The European Space Observatory has released striking images of gaseous activity within a star-forming region called the ‘Carina Nebula.’

The spectacular observations recorded by the ESO’s Very Large Telescope reveal vast pillar-like structures within the interstellar region of the Carina constellation.

The pillars are vast clouds of dust and gas within a hub of star formation about 7,500 light-years away from Earth, according to the ESO.

Thousands of images, at different wavelengths of light, were created by the telescope’s high-tech instruments and analyzed by an international team of astronomers.

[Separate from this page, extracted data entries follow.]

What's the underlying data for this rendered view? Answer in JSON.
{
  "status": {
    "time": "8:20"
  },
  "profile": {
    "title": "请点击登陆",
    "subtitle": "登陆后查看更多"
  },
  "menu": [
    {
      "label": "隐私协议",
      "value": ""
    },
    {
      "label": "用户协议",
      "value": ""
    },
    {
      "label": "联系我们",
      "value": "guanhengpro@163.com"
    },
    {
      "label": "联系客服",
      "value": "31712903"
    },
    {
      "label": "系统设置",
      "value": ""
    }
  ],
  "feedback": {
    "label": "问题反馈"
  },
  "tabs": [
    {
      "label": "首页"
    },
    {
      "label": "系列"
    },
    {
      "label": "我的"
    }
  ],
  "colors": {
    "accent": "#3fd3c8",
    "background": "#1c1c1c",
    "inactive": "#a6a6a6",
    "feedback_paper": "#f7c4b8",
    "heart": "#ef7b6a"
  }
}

Ten pillars were identified in total, and a clear link was established between the radiation emitted by nearby massive stars and the features of the pillars.

Although majestic in appearance, the ‘pillars of destruction’ have been given their somewhat foreboding name as the emerging massive stars destroy the clouds from which they originate.

They do this by blasting out large amounts of powerful, ionising radiation in a process known as ‘photoevaporation’ – these emissions are so powerful, they have the potential to strip atoms of their orbiting electrons.

Scientists observed the results of the photoevaporation, including the loss of mass from the pillars, and found a clear correlation between the amount of ionising radiation being emitted by nearby stars and the dissipation of the pillars.

However, this is no cosmic calamity as the relationship between the stars and pillars are highly complex. It is possible that the radiation and celestial winds from massive stars can also help acreate denser spots within the pillars, which can then form stars, according to an ESO statement.

These captivating observations come 21 years after the striking and now well known image of the ‘Pillars of Creation’ captured by the Hubble telescope in 1995 in a small region of the Eagle Nebula.